Workers across the Sri Lankan garment industry have faced waves of disaster over the past five years. These were man-made — or rather, capital-made — from Covid wage thefts, exposure to mass infections and lay-offs, to uninhabitable “boarding houses” during the 2021 floods, and the economic meltdown of 2022.
Inflation ravaged markets in Sri Lanka in 2022 and 2023, peaking at a record 85 per cent for food in September 2022, but still as high as 49 per cent the following February.
Trade union agitation, supported by organisations like War on Want, the Clean Clothes Campaign and Labour Behind the Label, won crisis relief allowances at certain factories for 2022. While most employers paid only half the union demand, Sumithra offered even less. Workers received no increase in 2023, and the “substantial” offer promised for 2024 was a pittance: only an additional £0.17 per day.
It is no accident that the precarious, highly exploited women workers at both ends of Asda’s supply chain face poverty wages, increasing workloads and routine intimidation. Not only is the system designed to profit global North investors at the expense of the global working class; but it also requires work to be organised in particular ways at different locations in the supply chain. The history of colonialism shapes the most brutal points.
In Sri Lanka we can trace the current situation back to 1977 and the beginning of the neoliberal “open” economic order. The relative gains of the struggling masses in the post-colonial period were dismantled, and there was an escalation of ethnonationalist and repressive state terror.
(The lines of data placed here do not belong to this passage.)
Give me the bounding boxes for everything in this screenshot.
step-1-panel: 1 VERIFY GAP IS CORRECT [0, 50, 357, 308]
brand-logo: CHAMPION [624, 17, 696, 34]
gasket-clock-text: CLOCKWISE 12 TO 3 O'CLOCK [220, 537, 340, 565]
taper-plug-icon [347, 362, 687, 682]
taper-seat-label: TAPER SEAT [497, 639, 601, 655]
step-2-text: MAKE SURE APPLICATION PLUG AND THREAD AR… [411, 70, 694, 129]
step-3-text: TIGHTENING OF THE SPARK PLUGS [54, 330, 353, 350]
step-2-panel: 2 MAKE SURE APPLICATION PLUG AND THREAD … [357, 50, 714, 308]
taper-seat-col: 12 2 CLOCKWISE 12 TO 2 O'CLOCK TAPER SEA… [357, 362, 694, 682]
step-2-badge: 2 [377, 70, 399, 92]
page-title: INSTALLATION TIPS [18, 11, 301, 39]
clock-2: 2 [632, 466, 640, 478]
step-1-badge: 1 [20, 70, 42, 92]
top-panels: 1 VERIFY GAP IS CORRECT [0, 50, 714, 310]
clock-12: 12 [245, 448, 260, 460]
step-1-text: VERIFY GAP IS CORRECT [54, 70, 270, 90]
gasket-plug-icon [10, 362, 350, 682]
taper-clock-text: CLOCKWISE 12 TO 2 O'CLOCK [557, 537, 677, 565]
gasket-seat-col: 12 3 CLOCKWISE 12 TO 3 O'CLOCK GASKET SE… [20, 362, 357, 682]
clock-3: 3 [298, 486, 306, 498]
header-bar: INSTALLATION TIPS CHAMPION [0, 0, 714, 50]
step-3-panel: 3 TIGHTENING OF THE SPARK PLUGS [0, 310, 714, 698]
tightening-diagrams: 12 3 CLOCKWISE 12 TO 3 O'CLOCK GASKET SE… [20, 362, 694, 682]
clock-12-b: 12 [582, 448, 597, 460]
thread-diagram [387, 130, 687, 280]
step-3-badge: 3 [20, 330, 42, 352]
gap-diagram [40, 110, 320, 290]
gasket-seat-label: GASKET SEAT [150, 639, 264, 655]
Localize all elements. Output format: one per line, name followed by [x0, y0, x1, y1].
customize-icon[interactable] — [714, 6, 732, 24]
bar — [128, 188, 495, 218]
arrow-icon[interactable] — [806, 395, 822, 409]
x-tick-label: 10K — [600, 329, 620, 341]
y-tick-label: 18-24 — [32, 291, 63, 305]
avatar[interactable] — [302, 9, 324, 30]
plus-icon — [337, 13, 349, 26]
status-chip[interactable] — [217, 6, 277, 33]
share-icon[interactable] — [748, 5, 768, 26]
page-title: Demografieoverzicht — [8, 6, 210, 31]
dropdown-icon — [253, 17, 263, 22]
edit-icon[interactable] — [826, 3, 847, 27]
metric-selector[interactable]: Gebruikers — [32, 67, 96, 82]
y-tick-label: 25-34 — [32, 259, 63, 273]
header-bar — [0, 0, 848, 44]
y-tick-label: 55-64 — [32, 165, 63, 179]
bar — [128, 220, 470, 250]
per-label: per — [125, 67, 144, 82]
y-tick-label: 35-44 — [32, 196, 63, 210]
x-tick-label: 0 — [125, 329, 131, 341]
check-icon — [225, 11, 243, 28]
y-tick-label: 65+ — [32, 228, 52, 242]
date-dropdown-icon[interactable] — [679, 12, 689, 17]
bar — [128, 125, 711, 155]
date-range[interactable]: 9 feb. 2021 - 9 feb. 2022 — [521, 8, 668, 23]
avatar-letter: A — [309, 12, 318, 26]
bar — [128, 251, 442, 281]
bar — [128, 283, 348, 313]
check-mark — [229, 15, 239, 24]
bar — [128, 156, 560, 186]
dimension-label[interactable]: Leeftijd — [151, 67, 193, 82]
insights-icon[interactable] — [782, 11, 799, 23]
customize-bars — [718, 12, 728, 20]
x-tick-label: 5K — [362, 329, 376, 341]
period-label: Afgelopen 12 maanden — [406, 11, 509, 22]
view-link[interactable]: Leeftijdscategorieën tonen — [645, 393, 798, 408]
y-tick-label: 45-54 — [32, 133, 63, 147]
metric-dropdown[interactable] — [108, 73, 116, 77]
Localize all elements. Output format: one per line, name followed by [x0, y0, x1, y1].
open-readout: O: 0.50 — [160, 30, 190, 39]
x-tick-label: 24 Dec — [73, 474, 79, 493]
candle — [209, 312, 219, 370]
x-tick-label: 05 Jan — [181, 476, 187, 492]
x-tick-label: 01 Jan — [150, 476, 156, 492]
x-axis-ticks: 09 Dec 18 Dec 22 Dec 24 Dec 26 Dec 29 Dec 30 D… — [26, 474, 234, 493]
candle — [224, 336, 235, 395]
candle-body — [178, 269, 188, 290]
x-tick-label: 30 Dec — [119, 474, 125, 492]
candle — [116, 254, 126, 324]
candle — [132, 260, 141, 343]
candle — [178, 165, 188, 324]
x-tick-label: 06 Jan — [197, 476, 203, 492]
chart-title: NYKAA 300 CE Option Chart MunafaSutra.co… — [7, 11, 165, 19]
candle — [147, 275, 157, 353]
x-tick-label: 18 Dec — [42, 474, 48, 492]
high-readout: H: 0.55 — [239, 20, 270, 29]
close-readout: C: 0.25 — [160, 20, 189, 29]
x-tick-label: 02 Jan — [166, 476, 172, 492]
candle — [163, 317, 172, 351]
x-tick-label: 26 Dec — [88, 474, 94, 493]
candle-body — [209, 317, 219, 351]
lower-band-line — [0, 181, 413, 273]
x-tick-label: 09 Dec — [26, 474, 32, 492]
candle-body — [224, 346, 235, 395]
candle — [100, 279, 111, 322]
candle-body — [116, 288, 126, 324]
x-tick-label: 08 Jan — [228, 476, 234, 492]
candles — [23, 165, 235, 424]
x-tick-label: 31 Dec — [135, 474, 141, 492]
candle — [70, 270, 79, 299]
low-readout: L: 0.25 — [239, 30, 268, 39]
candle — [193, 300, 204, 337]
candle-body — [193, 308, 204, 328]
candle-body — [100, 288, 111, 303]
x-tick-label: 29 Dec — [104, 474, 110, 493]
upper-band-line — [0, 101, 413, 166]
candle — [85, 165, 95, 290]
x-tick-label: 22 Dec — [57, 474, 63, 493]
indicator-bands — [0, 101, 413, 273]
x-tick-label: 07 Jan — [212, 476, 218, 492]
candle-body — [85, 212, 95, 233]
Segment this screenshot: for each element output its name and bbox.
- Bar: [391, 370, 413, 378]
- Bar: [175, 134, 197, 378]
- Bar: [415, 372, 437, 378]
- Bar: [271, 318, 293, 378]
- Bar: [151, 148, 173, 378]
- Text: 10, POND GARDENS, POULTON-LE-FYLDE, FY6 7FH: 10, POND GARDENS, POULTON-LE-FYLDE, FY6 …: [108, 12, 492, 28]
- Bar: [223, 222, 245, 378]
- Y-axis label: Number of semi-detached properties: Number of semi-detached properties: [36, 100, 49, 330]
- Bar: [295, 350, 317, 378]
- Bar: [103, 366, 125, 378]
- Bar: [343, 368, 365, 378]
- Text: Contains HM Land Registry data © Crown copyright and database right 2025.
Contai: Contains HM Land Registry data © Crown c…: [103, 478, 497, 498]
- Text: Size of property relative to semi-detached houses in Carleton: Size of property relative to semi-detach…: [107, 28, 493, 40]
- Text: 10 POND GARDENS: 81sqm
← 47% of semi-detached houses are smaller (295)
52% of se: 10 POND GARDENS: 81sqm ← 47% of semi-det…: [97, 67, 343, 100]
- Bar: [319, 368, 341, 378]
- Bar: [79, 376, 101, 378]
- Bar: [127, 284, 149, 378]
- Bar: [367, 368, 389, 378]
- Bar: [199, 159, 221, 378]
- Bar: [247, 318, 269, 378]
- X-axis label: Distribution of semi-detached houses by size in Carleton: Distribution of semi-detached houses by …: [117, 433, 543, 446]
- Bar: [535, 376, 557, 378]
Sri Lanka’s “export-oriented industrialisation” model reinserted the island into its colonial place in the global economy as a source of low-value (for the producing country), labour-intensive products, heavily dependent on foreign capital. Only this time, the plantation economy and land grabs were joined by the mushrooming of garment factories.
The 1982 Polytex strike that launched the garment workers’ struggle in Sri Lanka came just two years after the violent repression of the 1980 general strike. Young women from rural areas, imagined by bosses to be docile, have battled through fear for four decades now.
The Sumithra strikers built courage through their relationships, in monsoon rains and 40-degree heat. On Valentine’s Day, they all wore red for each other. While management counted on them returning to work in desperation to collect their Sri Lankan New Year bonus in mid-April, they voted to stay out and held an enormous union festival.
When news of the Asda strikes in Britain reached the Sri Lankan workers, they extended their friendship across the seas, to British superstore parking lots. And the Asda strikers reached back.
The 5,000 miles between the people making the clothes and those selling them is not incidental. The global garments chain is designed to keep costs low and production flexible — which requires keeping workers’ bargaining power in the weakest possible state.
It will only be possible to challenge bosses’ power by weaving together workers’ organising across the whole supply chain and building the capacity to take collective industrial action. Sumithra and Asda workers’ solidarity offers the hope of this possibility.
Safieh Kabir is programmes officer for War on Want.